The family of the noodle vendor who was shot dead by a drunk, off-duty policeman on Phuket‘s บางลา road last year is seeking compensation of 15 million baht.

The 25-year-old salesman was shot in the stomach with the bullet lodged in his spine, paralyzing him from the waist down. The officer is now on trial for attempted murder, carrying a gun in a public place without necessary reason and shooting a gun in a public place.

In February last year, the vendor was shot in the stomach by the inebriated officer as he walked tending to customers late at night on the popular pedestrian street. Video footage shows the officer then approaching the vendor, who had fallen to the ground, then shooting him again at close range. The officer then slapped the salesman in the face, picked him up, pushed him over, then kicked him before walking away.

The officer reportedly drank for hours and ended up in a heated argument with another man. Reports say he accidentally fired the gun at the passing salesman.

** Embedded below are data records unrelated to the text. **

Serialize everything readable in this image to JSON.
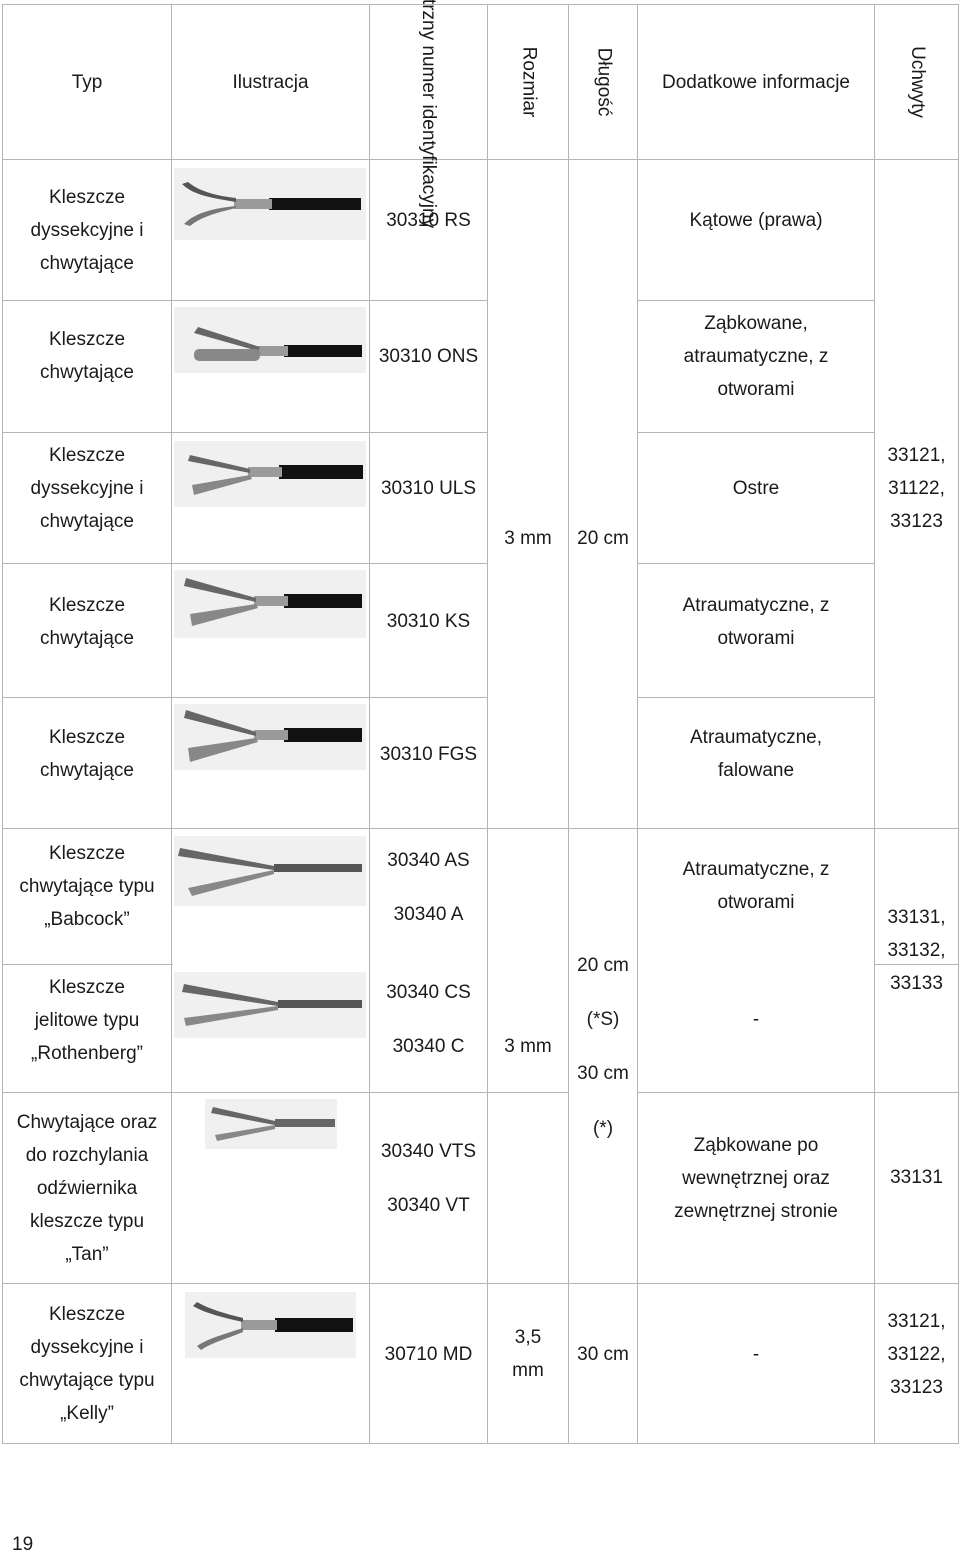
{
  "header": {
    "typ": "Typ",
    "ilustracja": "Ilustracja",
    "id_line1": "Wewnętrzny",
    "id_line2": "numer",
    "id_line3": "identyfikacyjny",
    "rozmiar": "Rozmiar",
    "dlugosc": "Długość",
    "info": "Dodatkowe informacje",
    "uchwyty": "Uchwyty"
  },
  "rows": [
    {
      "typ": [
        "Kleszcze",
        "dyssekcyjne i",
        "chwytające"
      ],
      "code": "30310 RS",
      "info": [
        "Kątowe (prawa)"
      ]
    },
    {
      "typ": [
        "Kleszcze",
        "chwytające"
      ],
      "code": "30310 ONS",
      "info": [
        "Ząbkowane,",
        "atraumatyczne, z",
        "otworami"
      ]
    },
    {
      "typ": [
        "Kleszcze",
        "dyssekcyjne i",
        "chwytające"
      ],
      "code": "30310 ULS",
      "info": [
        "Ostre"
      ]
    },
    {
      "typ": [
        "Kleszcze",
        "chwytające"
      ],
      "code": "30310 KS",
      "info": [
        "Atraumatyczne, z",
        "otworami"
      ]
    },
    {
      "typ": [
        "Kleszcze",
        "chwytające"
      ],
      "code": "30310 FGS",
      "info": [
        "Atraumatyczne,",
        "falowane"
      ]
    },
    {
      "typ": [
        "Kleszcze",
        "chwytające typu",
        "„Babcock”"
      ],
      "codes": [
        "30340 AS",
        "30340 A"
      ],
      "info": [
        "Atraumatyczne, z",
        "otworami"
      ]
    },
    {
      "typ": [
        "Kleszcze",
        "jelitowe typu",
        "„Rothenberg”"
      ],
      "codes": [
        "30340 CS",
        "30340 C"
      ],
      "info": [
        "-"
      ]
    },
    {
      "typ": [
        "Chwytające oraz",
        "do rozchylania",
        "odźwiernika",
        "kleszcze typu",
        "„Tan”"
      ],
      "codes": [
        "30340 VTS",
        "30340 VT"
      ],
      "info": [
        "Ząbkowane po",
        "wewnętrznej oraz",
        "zewnętrznej stronie"
      ],
      "uchwyty": "33131"
    },
    {
      "typ": [
        "Kleszcze",
        "dyssekcyjne i",
        "chwytające typu",
        "„Kelly”"
      ],
      "code": "30710 MD",
      "size": [
        "3,5",
        "mm"
      ],
      "length": "30 cm",
      "info": [
        "-"
      ],
      "uchwyty": [
        "33121,",
        "33122,",
        "33123"
      ]
    }
  ],
  "merged": {
    "size_a": "3 mm",
    "length_a": "20 cm",
    "uchwyty_a": [
      "33121,",
      "31122,",
      "33123"
    ],
    "size_b": "3 mm",
    "length_b": [
      "20 cm",
      "(*S)",
      "30 cm",
      "(*)"
    ],
    "uchwyty_b": [
      "33131,",
      "33132,",
      "33133"
    ]
  },
  "page_number": "19"
}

Surgeons were able to remove the bullet that was lodged in the man’s spine, but he was left paralyzed from the waist down. His wife takes care of him and the two children.

After some delays, the Phuket Provincial Court held hearings last week, hearing from witnesses. The court will hear testimony from the last two witnesses on April 7. A lawyer for the family says the CCTV footage is important evidence that could lead to the conviction.

The tradition of scattering the ashes of a loved one in a river in the province of Isaan has been banned in a working-class neighborhood after locals reported the service dumped not only the cremated remains, but also ritual objects and the personal property of the deceased. Sometimes even mattresses and pillows were thrown away.

In northeast Thailand, known as Isaan, some families will travel far to scatter ashes in the Moon River at Nakhon Ratchasima. It is common for boats to be moored at popular locations, such as temples, to take families to the river to scatter the ashes.

A boat service took up to five families down the river each day and allowed them to cast ceremonial items, such as candles and incense sticks, as well as the deceased’s personal items.

After residents of seven villages in Chalermprakiat district complained about a boat service, the provincial governor banned the ritual in the public park along the river. He also ordered officers to police the riverfront and district officials to file charges against the boat service for violating health regulations, saying they could face up to three months in jail and a fine of up to up to 25,000 baht.